International leasing company DLL has recorded net profit of €179m (£163m) in the first six months of 2019, a year-on-year drop of 26%.
According to the company, this result was adversely impacted by exceptional items, including a significant one-off income tax reclassification in Europe, in addition to an increase in risk costs. The underlying performance of the portfolio continued to trend positively, with net interest income of €522m, which represented more than 6% growth over the prior year.
The DLL results for 2018 also showed a year-on-year fall in profit before tax in continued operations from €517m (£444m) to €495m. Total net income showed a nominal fall from 2017 to 2018 financial year, from €1.38bn to €1.33bn.
For H1 2019, the company’s portfolio balance increased 7% year-on-year and totaled €34.6bn. During this same period, new business volume was €13bn, representing 8% growth over the prior year.
Bill Stephenson, chief executive officer and chairman of the executive board, said: “DLL continues to be an integral part of the growth and success of our customers around the world. In a challenging market environment, the underlying performance of the business remains positive and we intend to continue making investments in our people, who play a key role in delivering our value proposition, as well as projects that will accelerate our digital transformation and deliver innovative business models to our customers.”
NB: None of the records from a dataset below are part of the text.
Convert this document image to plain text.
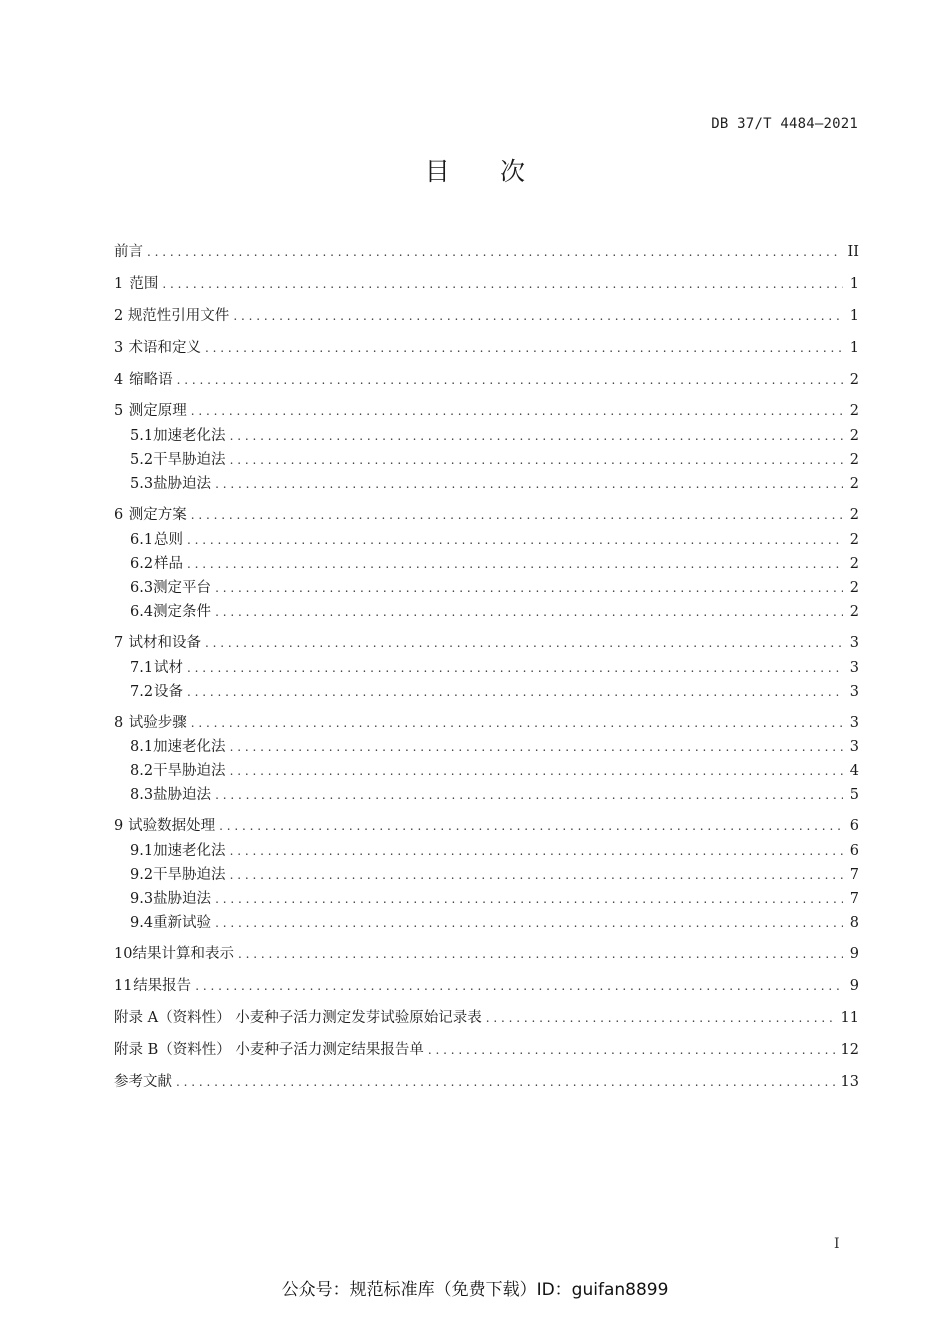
DB 37/T 4484—2021
目 次
前言 . . .	II
1 范围 . . .	1
2 规范性引用文件 . . .	1
3 术语和定义 . . .	1
4 缩略语 . . .	2
5 测定原理 . . .	2
5.1 加速老化法 . . .	2
5.2 干旱胁迫法 . . .	2
5.3 盐胁迫法 . . .	2
6 测定方案 . . .	2
6.1 总则 . . .	2
6.2 样品 . . .	2
6.3 测定平台 . . .	2
6.4 测定条件 . . .	2
7 试材和设备 . . .	3
7.1 试材 . . .	3
7.2 设备 . . .	3
8 试验步骤 . . .	3
8.1 加速老化法 . . .	3
8.2 干旱胁迫法 . . .	4
8.3 盐胁迫法 . . .	5
9 试验数据处理 . . .	6
9.1 加速老化法 . . .	6
9.2 干旱胁迫法 . . .	7
9.3 盐胁迫法 . . .	7
9.4 重新试验 . . .	8
10 结果计算和表示 . . .	9
11 结果报告 . . .	9
附录 A（资料性） 小麦种子活力测定发芽试验原始记录表 . . .	11
附录 B（资料性） 小麦种子活力测定结果报告单 . . .	12
参考文献 . . .	13
I
公众号：规范标准库（免费下载）ID：guifan8899
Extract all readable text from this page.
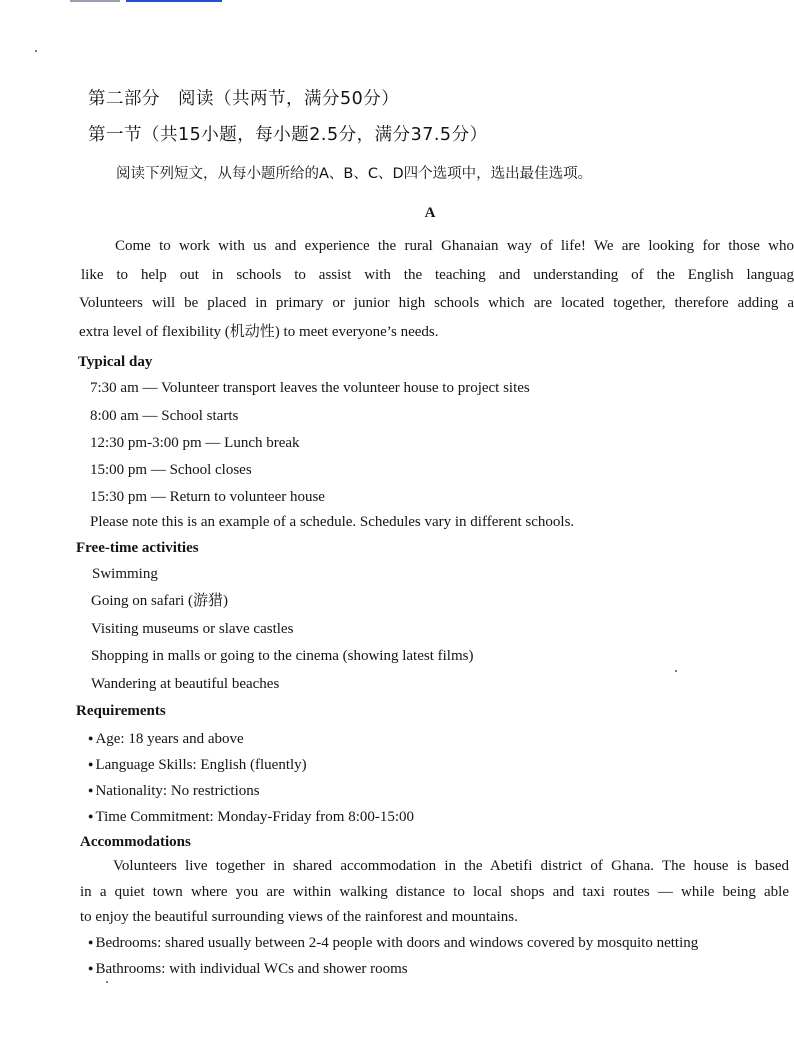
第二部分　阅读（共两节，满分50分）
第一节（共15小题，每小题2.5分，满分37.5分）
阅读下列短文，从每小题所给的A、B、C、D四个选项中，选出最佳选项。
A
Come to work with us and experience the rural Ghanaian way of life! We are looking for those who
like to help out in schools to assist with the teaching and understanding of the English languag
Volunteers will be placed in primary or junior high schools which are located together, therefore adding a
extra level of flexibility (机动性) to meet everyone’s needs.
Typical day
7:30 am — Volunteer transport leaves the volunteer house to project sites
8:00 am — School starts
12:30 pm-3:00 pm — Lunch break
15:00 pm — School closes
15:30 pm — Return to volunteer house
Please note this is an example of a schedule. Schedules vary in different schools.
Free-time activities
Swimming
Going on safari (游猎)
Visiting museums or slave castles
Shopping in malls or going to the cinema (showing latest films)
Wandering at beautiful beaches
Requirements
● Age: 18 years and above
● Language Skills: English (fluently)
● Nationality: No restrictions
● Time Commitment: Monday-Friday from 8:00-15:00
Accommodations
Volunteers live together in shared accommodation in the Abetifi district of Ghana. The house is based
in a quiet town where you are within walking distance to local shops and taxi routes — while being able
to enjoy the beautiful surrounding views of the rainforest and mountains.
● Bedrooms: shared usually between 2-4 people with doors and windows covered by mosquito netting
● Bathrooms: with individual WCs and shower rooms
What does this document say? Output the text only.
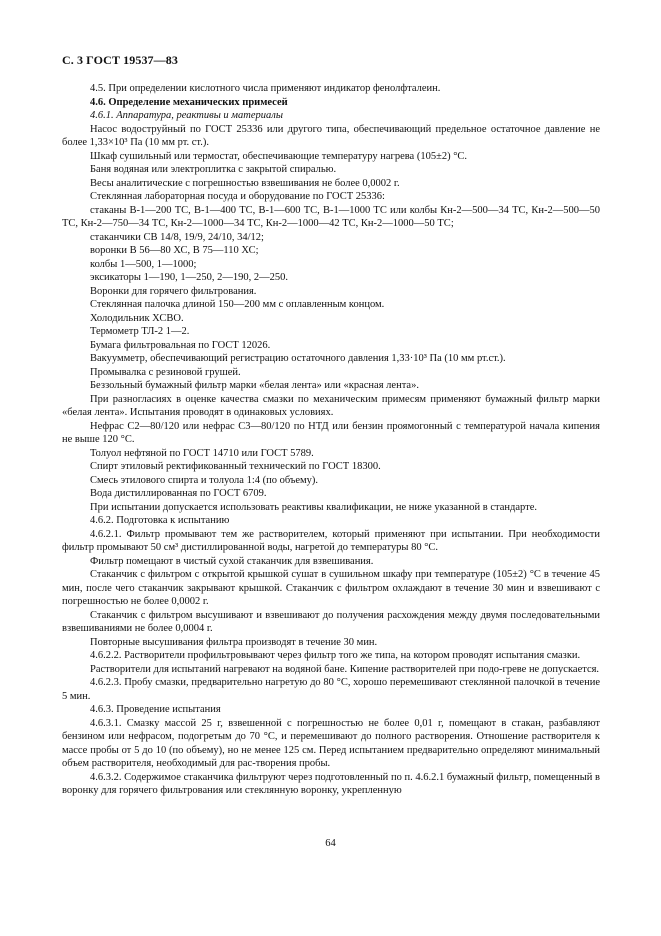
С. 3 ГОСТ 19537—83

4.5. При определении кислотного числа применяют индикатор фенолфталеин.

4.6. Определение механических примесей

4.6.1. Аппаратура, реактивы и материалы

Насос водоструйный по ГОСТ 25336 или другого типа, обеспечивающий предельное остаточное давление не более 1,33×10³ Па (10 мм рт. ст.).

Шкаф сушильный или термостат, обеспечивающие температуру нагрева (105±2) °С.

Баня водяная или электроплитка с закрытой спиралью.

Весы аналитические с погрешностью взвешивания не более 0,0002 г.

Стеклянная лабораторная посуда и оборудование по ГОСТ 25336:

стаканы В-1—200 ТС, В-1—400 ТС, В-1—600 ТС, В-1—1000 ТС или колбы Кн-2—500—34 ТС, Кн-2—500—50 ТС, Кн-2—750—34 ТС, Кн-2—1000—34 ТС, Кн-2—1000—42 ТС, Кн-2—1000—50 ТС;

стаканчики СВ 14/8, 19/9, 24/10, 34/12;

воронки В 56—80 ХС, В 75—110 ХС;

колбы 1—500, 1—1000;

эксикаторы 1—190, 1—250, 2—190, 2—250.

Воронки для горячего фильтрования.

Стеклянная палочка длиной 150—200 мм с оплавленным концом.

Холодильник ХСВО.

Термометр ТЛ-2 1—2.

Бумага фильтровальная по ГОСТ 12026.

Вакуумметр, обеспечивающий регистрацию остаточного давления 1,33·10³ Па (10 мм рт.ст.).

Промывалка с резиновой грушей.

Беззольный бумажный фильтр марки «белая лента» или «красная лента».

При разногласиях в оценке качества смазки по механическим примесям применяют бумажный фильтр марки «белая лента». Испытания проводят в одинаковых условиях.

Нефрас С2—80/120 или нефрас С3—80/120 по НТД или бензин проямогонный с температурой начала кипения не выше 120 °С.

Толуол нефтяной по ГОСТ 14710 или ГОСТ 5789.

Спирт этиловый ректификованный технический по ГОСТ 18300.

Смесь этилового спирта и толуола 1:4 (по объему).

Вода дистиллированная по ГОСТ 6709.

При испытании допускается использовать реактивы квалификации, не ниже указанной в стандарте.

4.6.2. Подготовка к испытанию

4.6.2.1. Фильтр промывают тем же растворителем, который применяют при испытании. При необходимости фильтр промывают 50 см³ дистиллированной воды, нагретой до температуры 80 °С.

Фильтр помещают в чистый сухой стаканчик для взвешивания.

Стаканчик с фильтром с открытой крышкой сушат в сушильном шкафу при температуре (105±2) °С в течение 45 мин, после чего стаканчик закрывают крышкой. Стаканчик с фильтром охлаждают в течение 30 мин и взвешивают с погрешностью не более 0,0002 г.

Стаканчик с фильтром высушивают и взвешивают до получения расхождения между двумя последовательными взвешиваниями не более 0,0004 г.

Повторные высушивания фильтра производят в течение 30 мин.

4.6.2.2. Растворители профильтровывают через фильтр того же типа, на котором проводят испытания смазки.

Растворители для испытаний нагревают на водяной бане. Кипение растворителей при подо-греве не допускается.

4.6.2.3. Пробу смазки, предварительно нагретую до 80 °С, хорошо перемешивают стеклянной палочкой в течение 5 мин.

4.6.3. Проведение испытания

4.6.3.1. Смазку массой 25 г, взвешенной с погрешностью не более 0,01 г, помещают в стакан, разбавляют бензином или нефрасом, подогретым до 70 °С, и перемешивают до полного растворения. Отношение растворителя к массе пробы от 5 до 10 (по объему), но не менее 125 см. Перед испытанием предварительно определяют минимальный объем растворителя, необходимый для рас-творения пробы.

4.6.3.2. Содержимое стаканчика фильтруют через подготовленный по п. 4.6.2.1 бумажный фильтр, помещенный в воронку для горячего фильтрования или стеклянную воронку, укрепленную

64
Marc Dierckx, chief financial officer and member of the executive board, said: “Our focused management of lease pricing allowed us to slow margin compression in many of our key markets. However, this was offset by the continued normalization of our risk costs, which were previously at record lows but continue to increase in line with external market conditions.”
During this period, DLL reported risk costs more than doubled to €86m. The company also continued efforts to diversify its funding sources, including the successful closing of a £306m securitization in the UK.